The response is largely negative, at least online. Several posts on the Overwatch subreddit called Blizzard out for the changes and said Mercy is unplayable now, with dozens of comments echoing the sentiment. On Wednesday, nearly every other post on the Overwatch forum was about Mercy, including one that said she’s basically dead in a ditch now.

Image: Blizzard Entertainment via Polygon

“Literally my reaction,” the top-voted comment reads. “She was already the second worst support next to Lifeweaver, so any sort of buff would’ve at least brought her in line with other supports, but with making her single target healing even worse she can’t even keep one target alive against any damage in the game and nerfing her mobility is the cherry on top of this diarrhea sundae they’ve served her.”

Is it really such a lousy dessert, though? The numbers look damning, but I spent the evenings after season 2 launched testing Mercy to see just how these changes played out. At the end of most shorter escort matches, I averaged about 7,000 healing; after a longer control match, it was usually over 10,000. That’s largely the same as my average before the rework, but I did end up with more player saves than usual, something I can easily attribute to Flash Heal’s emergency life support. And whenever a Mercy player (myself or another) appeared in the post-match accolades voting, they’ve almost unanimously been voted MVP.

For context, I’m a Diamond support who plays Mercy and Moira. At the highest levels or for newcomers, perhaps these changes are influential enough to completely throw off someone’s game. But for everyone else, maybe it’ll just take a bit of time to get used to. That’s understandable, since Blizzard’s communication on the subject was far from clear. The team promised “utility” following an entire season of complaints about how Mercy can’t heal enough.
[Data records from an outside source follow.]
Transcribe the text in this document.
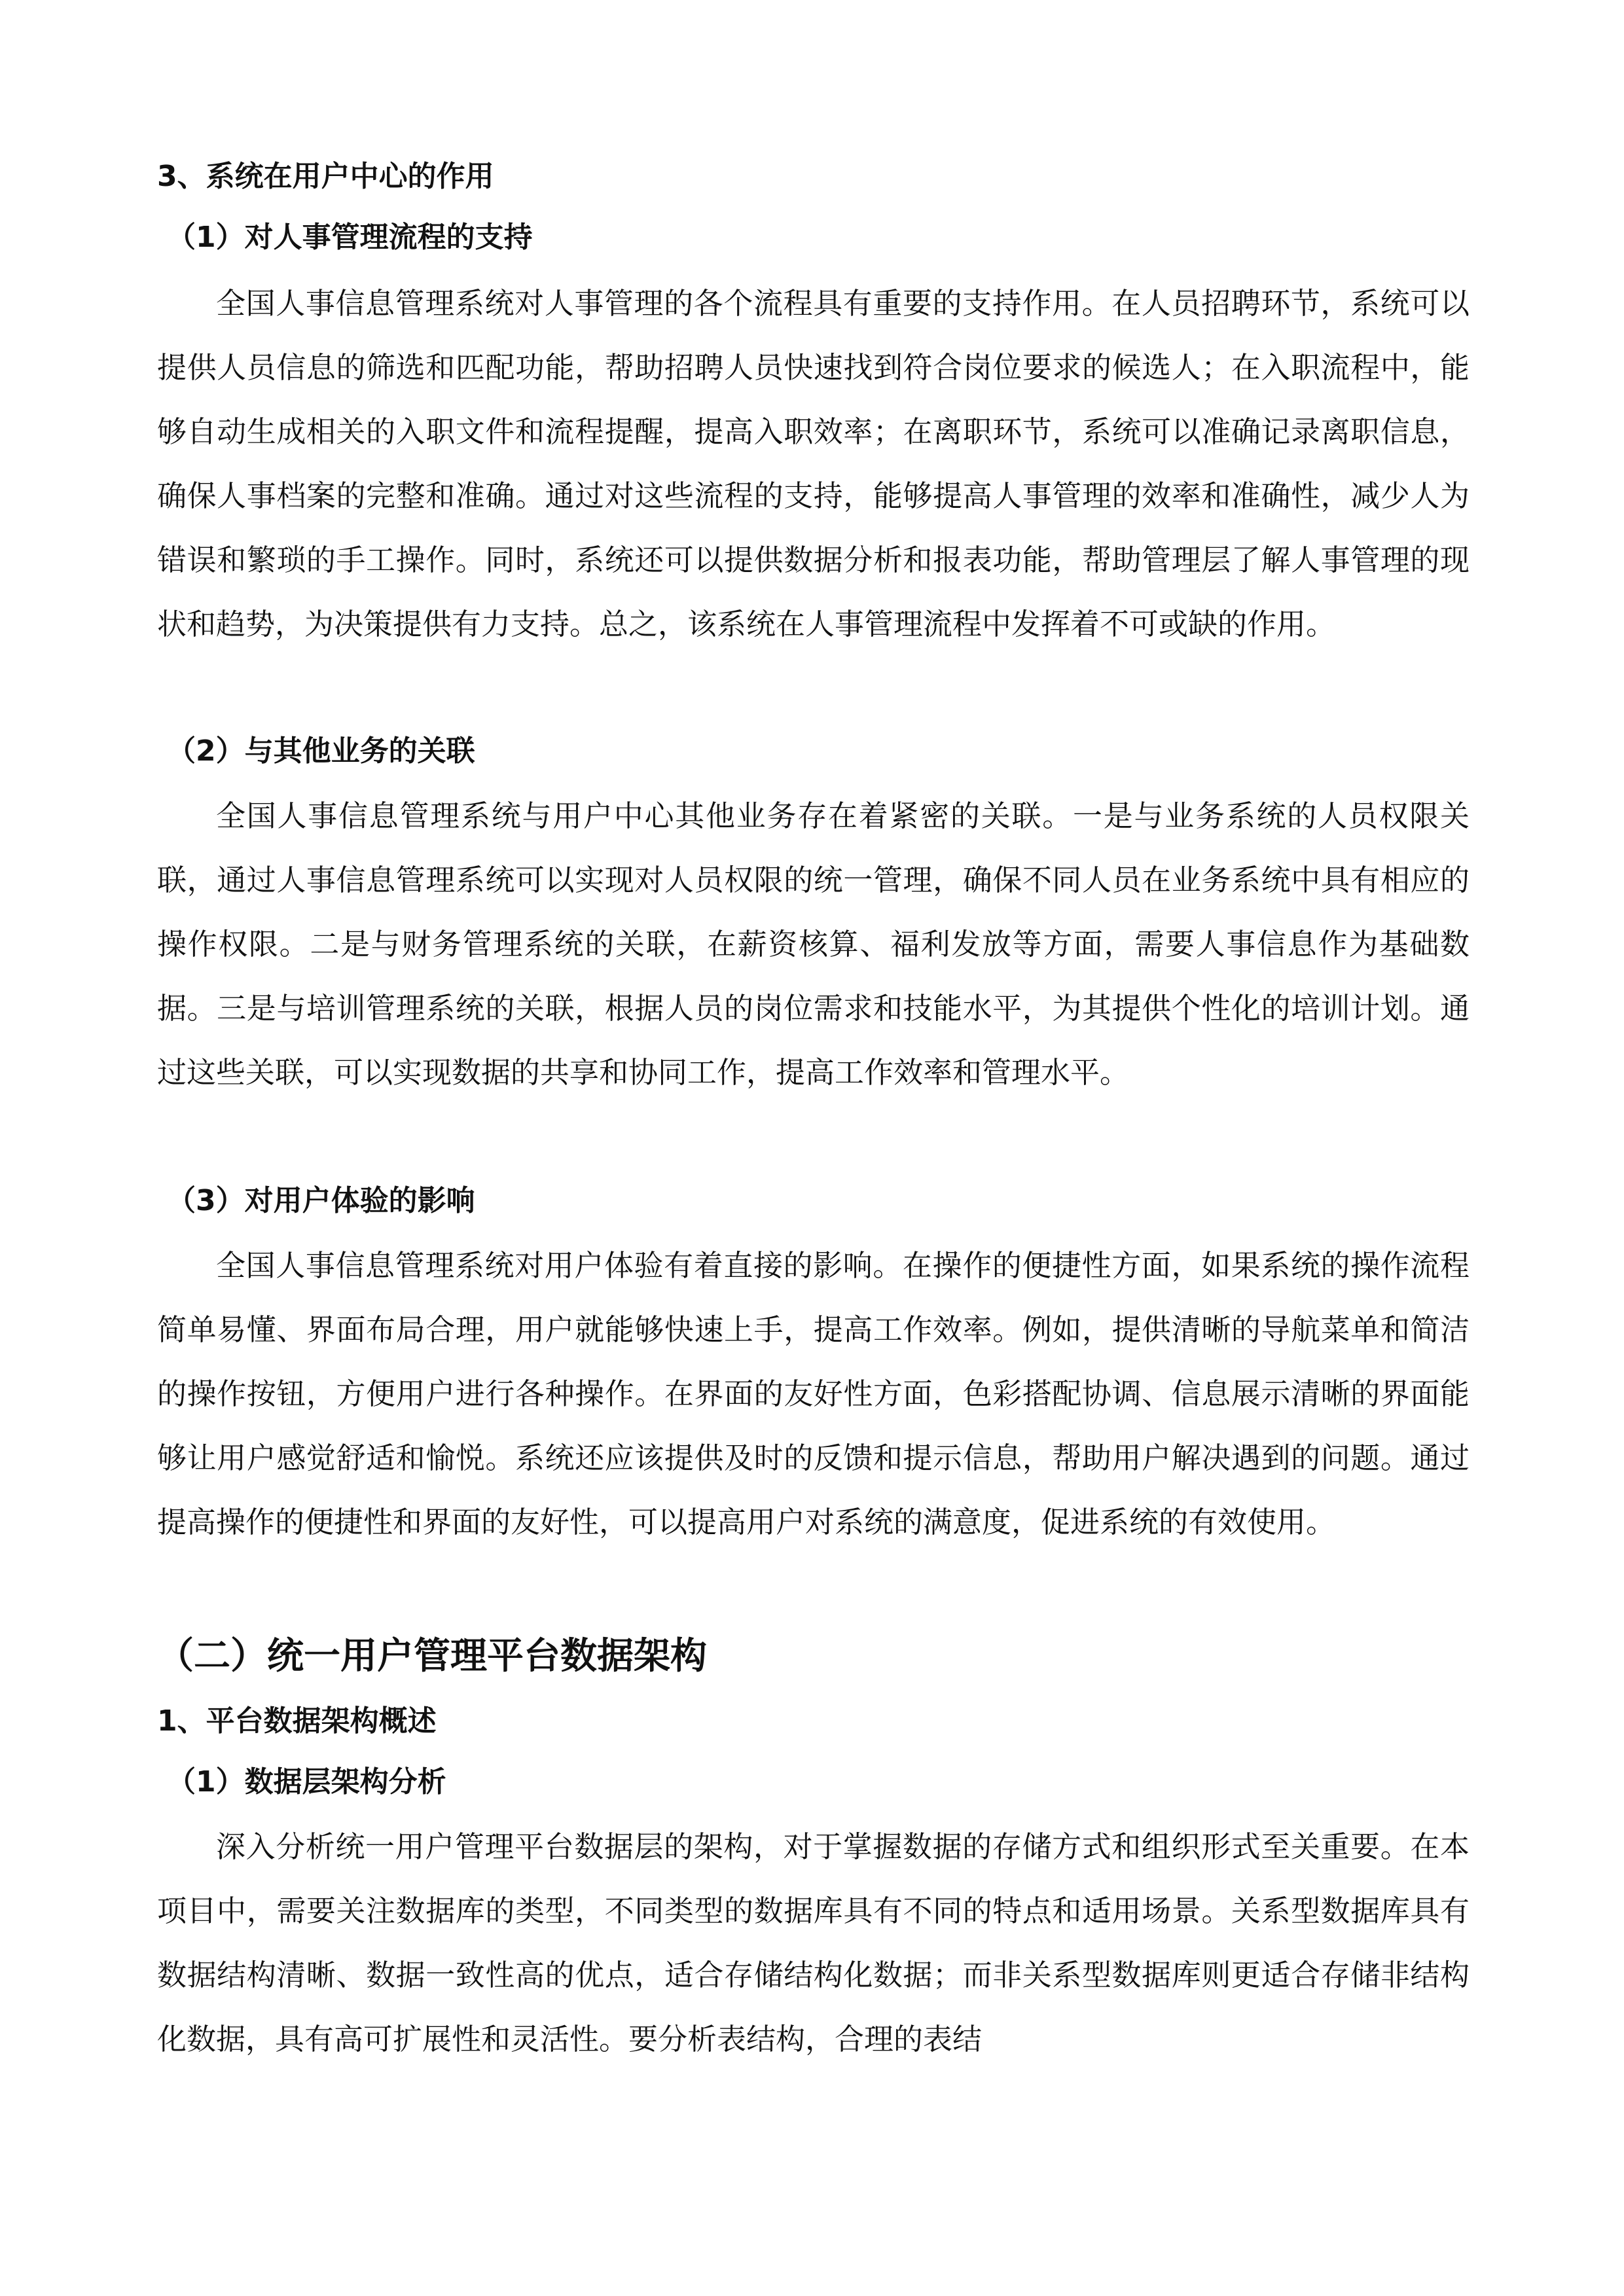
3、系统在用户中心的作用
（1）对人事管理流程的支持

全国人事信息管理系统对人事管理的各个流程具有重要的支持作用。在人员招聘环节，系统可以提供人员信息的筛选和匹配功能，帮助招聘人员快速找到符合岗位要求的候选人；在入职流程中，能够自动生成相关的入职文件和流程提醒，提高入职效率；在离职环节，系统可以准确记录离职信息，确保人事档案的完整和准确。通过对这些流程的支持，能够提高人事管理的效率和准确性，减少人为错误和繁琐的手工操作。同时，系统还可以提供数据分析和报表功能，帮助管理层了解人事管理的现状和趋势，为决策提供有力支持。总之，该系统在人事管理流程中发挥着不可或缺的作用。

（2）与其他业务的关联

全国人事信息管理系统与用户中心其他业务存在着紧密的关联。一是与业务系统的人员权限关联，通过人事信息管理系统可以实现对人员权限的统一管理，确保不同人员在业务系统中具有相应的操作权限。二是与财务管理系统的关联，在薪资核算、福利发放等方面，需要人事信息作为基础数据。三是与培训管理系统的关联，根据人员的岗位需求和技能水平，为其提供个性化的培训计划。通过这些关联，可以实现数据的共享和协同工作，提高工作效率和管理水平。

（3）对用户体验的影响

全国人事信息管理系统对用户体验有着直接的影响。在操作的便捷性方面，如果系统的操作流程简单易懂、界面布局合理，用户就能够快速上手，提高工作效率。例如，提供清晰的导航菜单和简洁的操作按钮，方便用户进行各种操作。在界面的友好性方面，色彩搭配协调、信息展示清晰的界面能够让用户感觉舒适和愉悦。系统还应该提供及时的反馈和提示信息，帮助用户解决遇到的问题。通过提高操作的便捷性和界面的友好性，可以提高用户对系统的满意度，促进系统的有效使用。

（二）统一用户管理平台数据架构
1、平台数据架构概述
（1）数据层架构分析

深入分析统一用户管理平台数据层的架构，对于掌握数据的存储方式和组织形式至关重要。在本项目中，需要关注数据库的类型，不同类型的数据库具有不同的特点和适用场景。关系型数据库具有数据结构清晰、数据一致性高的优点，适合存储结构化数据；而非关系型数据库则更适合存储非结构化数据，具有高可扩展性和灵活性。要分析表结构，合理的表结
Naturally, folks expected “utility” to mean “healing buffs.” It turns out Blizzard really just meant utility, though so far, that’s proving to be exactly what Mercy needed.

I enjoyed the risk-reward of playing Mercy and trying to manage everyone’s health effectively, but she always felt limited compared to other healers. She could only do so much, and even before the healing reduction passive effect Blizzard introduced in season 1, where heroes taking damage receive less healing, it was often a struggle to keep targets alive. That’s not the case anymore.
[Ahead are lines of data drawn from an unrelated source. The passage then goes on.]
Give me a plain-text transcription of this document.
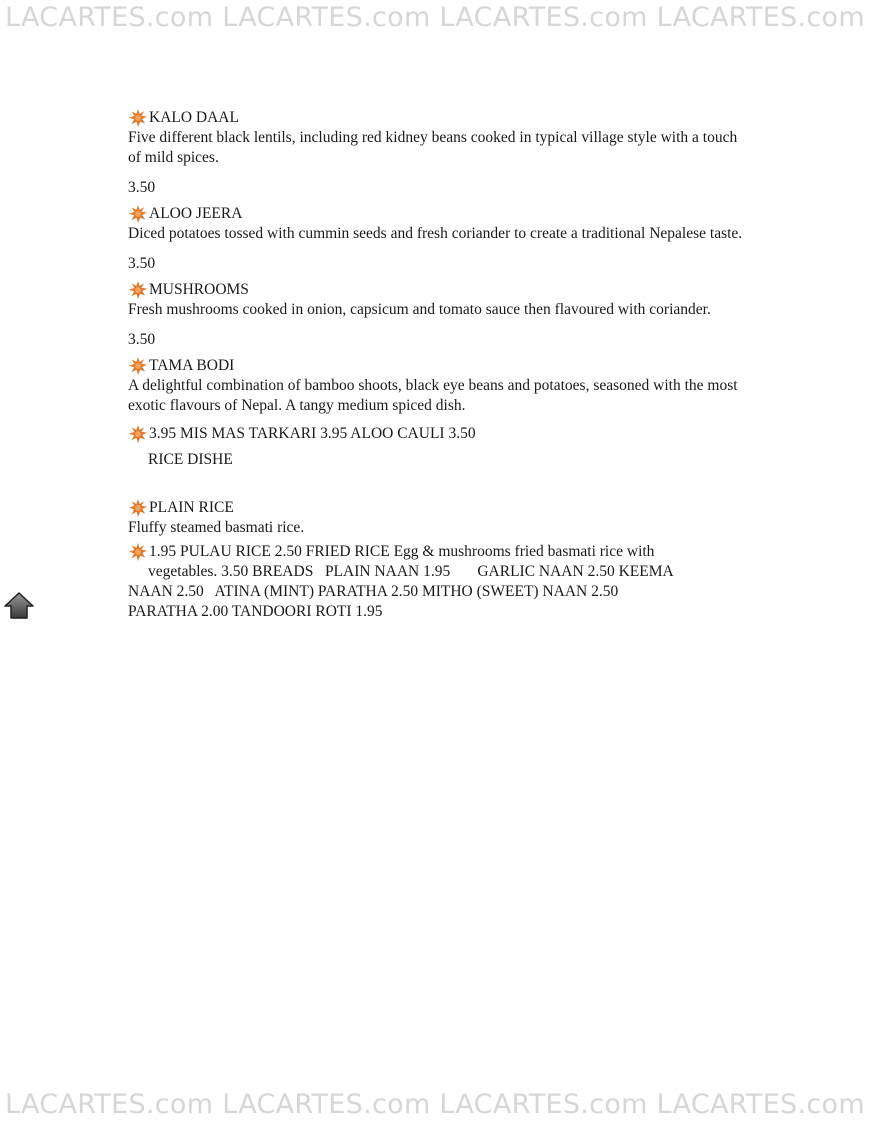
LACARTES.com LACARTES.com LACARTES.com LACARTES.com
KALO DAAL

Five different black lentils, including red kidney beans cooked in typical village style with a touch of mild spices.

3.50
ALOO JEERA

Diced potatoes tossed with cummin seeds and fresh coriander to create a traditional Nepalese taste.

3.50
MUSHROOMS

Fresh mushrooms cooked in onion, capsicum and tomato sauce then flavoured with coriander.

3.50
TAMA BODI

A delightful combination of bamboo shoots, black eye beans and potatoes, seasoned with the most exotic flavours of Nepal. A tangy medium spiced dish.

3.95 MIS MAS TARKARI 3.95 ALOO CAULI 3.50
RICE DISHE
PLAIN RICE

Fluffy steamed basmati rice.

1.95 PULAU RICE 2.50 FRIED RICE Egg & mushrooms fried basmati rice with
vegetables. 3.50 BREADS   PLAIN NAAN 1.95       GARLIC NAAN 2.50 KEEMA
NAAN 2.50   ATINA (MINT) PARATHA 2.50 MITHO (SWEET) NAAN 2.50
PARATHA 2.00 TANDOORI ROTI 1.95
LACARTES.com LACARTES.com LACARTES.com LACARTES.com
Mercy sustaining a team under threat in Overwatch Image: Blizzard Entertainment via Polygon

During one close-quarters encounter on Nepal’s sanctum map, for example, the opposing team trapped mine in the little hallway leading down to the objective point. I managed to fly around and stay out of danger with Guardian Angel, despite the movement nerf, and save three players in as many seconds — two with Flash Heal (thank you, Double Dose perk) and our tank by keeping the healing stream attached. Mercy couldn’t have pulled that off in the previous season.

It gives reckless dive and dive-adjacent tanks a chance to take more risks and smooths over accidental mistakes, like if a Mauga player goes rushing into enemy lines when he really shouldn’t, or when a D.Va player wants to get aggressive with rocket boosters and flies into danger. Keeping damage boost active lets them make the most of these situations. No amount of healing can fix consistently poor decision making, whether it’s 55 HP per second, 65, or 85. Nor should it. But mistakes happen, and Flash Heal gives you a shot at fixing them.

So Mercy’s rework isn’t as bad as the numbers suggest, and she’s more useful than you’d expect if you get all your information from forums. Was her movement nerf necessary? Absolutely not. (Though if we’re talking unnecessary and harmful nerfs, the reduced time on Wuyang’s Rushing Torrent is more egregious; it’s his only self-preservation skill and a major part of his identity as a mobile healer.) But the big takeaway from all this, aside from Mercy being more fun and useful, is Blizzard really needs to work on communicating its intent more clearly when the team overhauls how a character plays. More specific descriptions, some examples, plainspoken rationales — all of this would’ve set clearer expectations and avoided the issue to begin with.